Queer Places:
  1 Lauriston Rd, Wimbledon, London SW19 4TJ, Regno Unito
  Manor Inn, 2 Stoke Gabriel Rd, Galmpton, Brixham TQ5 0NL, UK
  Collice St, Islip, Kidlington OX5 2TB, UK
  Dingle Cottage, Ridgeway, Boars Hill, Oxford OX1 5EY, UK
Charterhouse School, Charterhouse Rd, Godalming GU7 2DX, Regno Unito
  University of Oxford, Oxford, Oxfordshire OX1 3PA
35 St Peter's Square, Hammersmith, London W6 9NW, UK
Deià, 07179 Deià, Majorca, Spain
  
Robert Graves (24 July 1895 – 7 December 1985), also known as 
  Robert von Ranke Graves,[1] 
  was an English poet,
  historical novelist, critic, and
  classicist. 
  His father was
  Alfred Perceval Graves, a celebrated Irish poet and figure in the
  Gaelic revival; they were both
  Celticists and students of
  Irish mythology. Graves produced more than 140 works. Graves's 
  poems—together with his translations and innovative analysis and 
  interpretations of the
  Greek myths; his
  memoir of 
  his early life, including his role in
  World 
  War I, 
  Good-Bye to All That; and his speculative study of poetic inspiration,
  
  The White Goddess—have never been out of print.[2]
  
He earned his living from writing, particularly popular historical novels such as I, Claudius, King Jesus, The Golden Fleece and Count Belisarius. He also was a prominent translator of Classical Latin and Ancient Greek texts; his versions of The Twelve Caesars and The Golden Ass remain popular, for their clarity and entertaining style. Graves was awarded the 1934 James Tait Black Memorial Prize for both I, Claudius and Claudius the God.[3]

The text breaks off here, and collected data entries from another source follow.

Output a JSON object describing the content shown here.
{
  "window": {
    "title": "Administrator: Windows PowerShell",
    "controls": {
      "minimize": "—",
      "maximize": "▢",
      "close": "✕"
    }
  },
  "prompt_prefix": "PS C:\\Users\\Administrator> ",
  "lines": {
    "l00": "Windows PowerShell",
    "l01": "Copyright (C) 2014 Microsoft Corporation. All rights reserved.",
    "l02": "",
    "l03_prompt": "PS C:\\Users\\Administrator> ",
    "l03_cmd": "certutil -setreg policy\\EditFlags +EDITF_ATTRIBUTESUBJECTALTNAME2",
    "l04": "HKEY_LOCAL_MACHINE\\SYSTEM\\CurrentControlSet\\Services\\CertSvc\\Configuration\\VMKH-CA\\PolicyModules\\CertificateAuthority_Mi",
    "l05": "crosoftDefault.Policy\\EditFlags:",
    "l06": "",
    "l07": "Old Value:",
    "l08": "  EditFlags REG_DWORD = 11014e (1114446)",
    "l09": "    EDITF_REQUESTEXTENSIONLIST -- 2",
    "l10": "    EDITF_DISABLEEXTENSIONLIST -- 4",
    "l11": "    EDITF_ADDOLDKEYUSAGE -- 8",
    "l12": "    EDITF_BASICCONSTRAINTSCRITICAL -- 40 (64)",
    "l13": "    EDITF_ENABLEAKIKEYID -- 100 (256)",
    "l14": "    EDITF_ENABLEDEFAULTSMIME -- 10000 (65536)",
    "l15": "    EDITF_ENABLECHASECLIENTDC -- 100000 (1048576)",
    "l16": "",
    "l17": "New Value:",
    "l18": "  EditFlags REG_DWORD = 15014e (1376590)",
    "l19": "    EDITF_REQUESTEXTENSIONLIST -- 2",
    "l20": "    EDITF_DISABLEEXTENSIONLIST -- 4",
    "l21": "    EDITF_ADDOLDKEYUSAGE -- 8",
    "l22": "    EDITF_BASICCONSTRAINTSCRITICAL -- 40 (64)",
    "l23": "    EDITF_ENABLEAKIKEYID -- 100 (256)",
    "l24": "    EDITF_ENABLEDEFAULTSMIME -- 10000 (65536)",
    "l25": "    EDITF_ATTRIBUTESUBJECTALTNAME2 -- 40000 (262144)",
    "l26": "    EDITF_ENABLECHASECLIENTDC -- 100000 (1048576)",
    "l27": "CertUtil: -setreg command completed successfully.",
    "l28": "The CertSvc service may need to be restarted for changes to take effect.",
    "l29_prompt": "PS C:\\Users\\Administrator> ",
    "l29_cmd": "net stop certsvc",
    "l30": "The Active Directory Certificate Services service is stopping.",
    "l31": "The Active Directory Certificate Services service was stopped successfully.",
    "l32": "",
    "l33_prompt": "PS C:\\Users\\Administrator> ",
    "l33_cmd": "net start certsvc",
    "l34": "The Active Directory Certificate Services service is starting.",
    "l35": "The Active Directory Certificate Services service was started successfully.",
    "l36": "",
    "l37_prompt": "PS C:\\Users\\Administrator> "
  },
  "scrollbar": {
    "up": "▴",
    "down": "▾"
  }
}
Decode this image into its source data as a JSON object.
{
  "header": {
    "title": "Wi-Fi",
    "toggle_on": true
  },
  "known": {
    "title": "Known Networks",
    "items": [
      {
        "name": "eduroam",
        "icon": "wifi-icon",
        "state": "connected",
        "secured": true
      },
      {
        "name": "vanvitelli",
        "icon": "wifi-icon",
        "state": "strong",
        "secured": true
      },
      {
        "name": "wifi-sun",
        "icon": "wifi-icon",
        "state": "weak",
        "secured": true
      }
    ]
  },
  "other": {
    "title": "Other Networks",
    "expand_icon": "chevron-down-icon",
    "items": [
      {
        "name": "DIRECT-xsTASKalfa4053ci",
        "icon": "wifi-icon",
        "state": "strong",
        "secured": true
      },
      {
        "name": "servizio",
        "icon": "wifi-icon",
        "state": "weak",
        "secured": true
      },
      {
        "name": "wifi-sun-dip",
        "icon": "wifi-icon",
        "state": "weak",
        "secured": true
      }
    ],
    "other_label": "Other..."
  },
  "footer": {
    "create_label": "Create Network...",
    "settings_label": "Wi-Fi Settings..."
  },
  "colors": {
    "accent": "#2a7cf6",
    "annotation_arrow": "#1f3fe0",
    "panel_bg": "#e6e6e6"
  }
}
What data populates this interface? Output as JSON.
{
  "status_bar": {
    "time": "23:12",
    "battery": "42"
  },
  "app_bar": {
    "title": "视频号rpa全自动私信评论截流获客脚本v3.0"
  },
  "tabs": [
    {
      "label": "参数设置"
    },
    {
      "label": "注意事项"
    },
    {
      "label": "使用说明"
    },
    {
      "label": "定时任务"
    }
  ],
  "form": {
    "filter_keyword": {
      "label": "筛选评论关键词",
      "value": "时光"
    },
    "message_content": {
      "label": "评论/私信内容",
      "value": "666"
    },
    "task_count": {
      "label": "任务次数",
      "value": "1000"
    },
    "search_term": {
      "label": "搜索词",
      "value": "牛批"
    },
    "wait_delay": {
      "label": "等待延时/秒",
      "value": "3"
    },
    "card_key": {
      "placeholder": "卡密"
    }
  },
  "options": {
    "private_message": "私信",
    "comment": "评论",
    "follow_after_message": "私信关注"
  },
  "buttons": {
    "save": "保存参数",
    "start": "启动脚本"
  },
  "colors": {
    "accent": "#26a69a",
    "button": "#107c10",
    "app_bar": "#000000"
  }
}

During the early 1970s Graves began to suffer from increasingly severe memory loss. By his 80th birthday in 1975, he had come to the end of his working life. He lived for another decade, in an increasingly dependent condition, until he died from heart failure on 7 December 1985 at the age of 90 years. His body was buried the next morning in the small churchyard on a hill at Deià, at the site of a shrine that had once been sacred to the White Goddess of Pelion.[7] His second wife, Beryl Graves, died on 27 October 2003 and her body was interred in the same grave.[46]